Wednesday, April 24, 2024
Miles from the Mainstream
D. R. ZUKERMAN, proprietor

Added Memories of Winsted, Wabigoon and Wahanda

July 5, 2020 --

Winsted got its name from combining the Win from Winchester with the sted from Barkhamsted. The Village of Winsted, Minnesota was named for Winsted by Winsted native Eli Lewis on July 30, 1857. Camp Wabigoon got its name from Wabigoon Lake, in northwestern Ontario, Canada. Wabigoon comes from the Ojibwe "waabigon" -- marigold, or "waabi-miigwan" -- white feather. 

(Joe Brandstein, one of Phil's brothers, liked to fish and probably fished at Wabigoon Lake. The Wabigoon River flows into the lake.)

While we traveled to places like Tanglewood and to intercamp games by bus, we traveled to town by taxi, Riiska's taxis. 

It might have been the summer of 1953, waiting for a taxi to take us back to camp that the dispatcher pointed to the stream about 20 feet below the taxis shack, running alongside the narrow Main Street , and told us:  "You see that trickle" -- seemingly ironically named the Mad River -- "well it flooded the town in 1938." 

We were impressed, having no clue that we would see the wreckage, in two years, caused by an even angrier Mad River.

In August 1955, a few days before we were to perform The King and I as the "Big Show,"  the rains of Hurricane Carol washed over the area.  The rains stopped shortly before the curtain rose on that "Big Show,"  Saturday evening, August 13, 1955. 

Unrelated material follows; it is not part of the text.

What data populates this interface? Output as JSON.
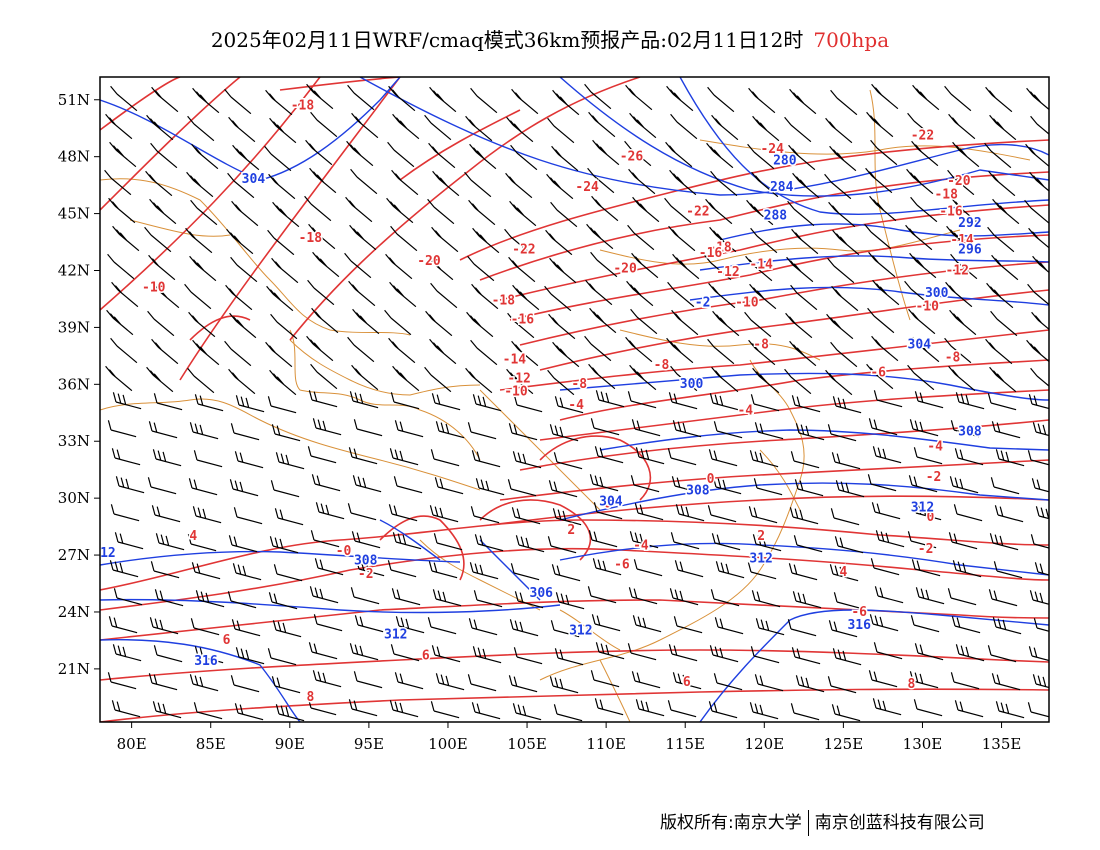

The next day, the skies were clear and we had the Wahanda circus in the afternoon, followed by the Color War break. That was on the 14th. Color War continued through Wednesday, the 17th. 

That night, just as Color War was ending with the competitive Sing, it began to rain again, this time the rain came from Hurricane Diana. It rained all that night and throughout that Thursday, the 18th. 

The skies cleared the morning of Friday, the 19th, and as we made our beds and cleaned our bunks after breakfast, we heard newscasts mentioning our town of Winsted. 

Winsted: on national news!  And so we learned that the night of the 18th-19th, that "trickle" pointed out to us two years before -- the aptly name Mad River -- had flooded, coursing down Main Street, turning the narrow street into a canyon, knocking down some buildings, twisting around others.

And eight lives were lost, including Manny LeShay, the proprietor of the United Cigar Store on Main at Elm, known to most of us at Wabigoon and Wahanda. He had been caught in the floodwaters, along with seven other people in Winsted.  The eight names are on a memorial stone in the center of town (See image above.)   

The Flood of 1955 proved even more deadly and damaging than that storm of 1938. After the wreckage had been cleared from Main Street, all remaining buildings on the Mad River side of Main Street were torn down, and the street widened, with the effect that the multi-lane highway that replaced narrow Main Street became an invitation for motorists to drive through town, rather than stop for in-town shopping. 

It's been some 15 years since I last was in Winsted. My last visit, there were not a few empty stores in town.

We left camp for New York on schedule, August 26, 1955, but before we returned home, the seniors at Wabigoon walked down Spencer Road (perhaps a two-mile walk) to see for ourselves the devastation Winsted suffered by the two-fisted hammering of Hurricanes Carol and Diane. 

No, there were no Riiska's cabs to take us to town, or back up Spencer Road that last Sunday of camp, 1955.  The image of the devastation has remained in my mind's eye these 65 years. Also in mind's eye is the aurora borealis I recall seeing one camp summer night. (Wabigoon was located on top of Smith Hill, where Smith Road met Spencer Road.)  More frequently -- that is every night but a cloudy night, the sky above Wabigoon displayed a stellar panorama, featuring the Milky Way, the Big Dipper, the North Star, and Orion among the constellations. 

What a heavenly bunk cover we had above the Wabigoon campus.  And what bright nights, when the full moon glowed above the camps (lighting the way for sneakouts, but that's another story.)

A person sidelight. My mother, Anna Zukerman, with other parents, stayed as a guest at camp, that week that began with Color War and ended with The Flood. My father had planned to drive up to camp that Friday night, August 19.  A great many roads had been washed away, bridges too had become impassable, but somehow, going from one back road to another, he made it to camp, very early on the morning of the 20th.  That was an amazing feat for anyone and I never did learn how he quite managed to make it to camp, but Sol Zukerman accomplished the treacherous trip and I remain proud of him for that journey, worthy of a highly-professional driver.  It was several days later that the National Guard constructed Bailey bridges, where washed out bridges once stood (including making it possible for us to get through Torrington, CT and home to New York City).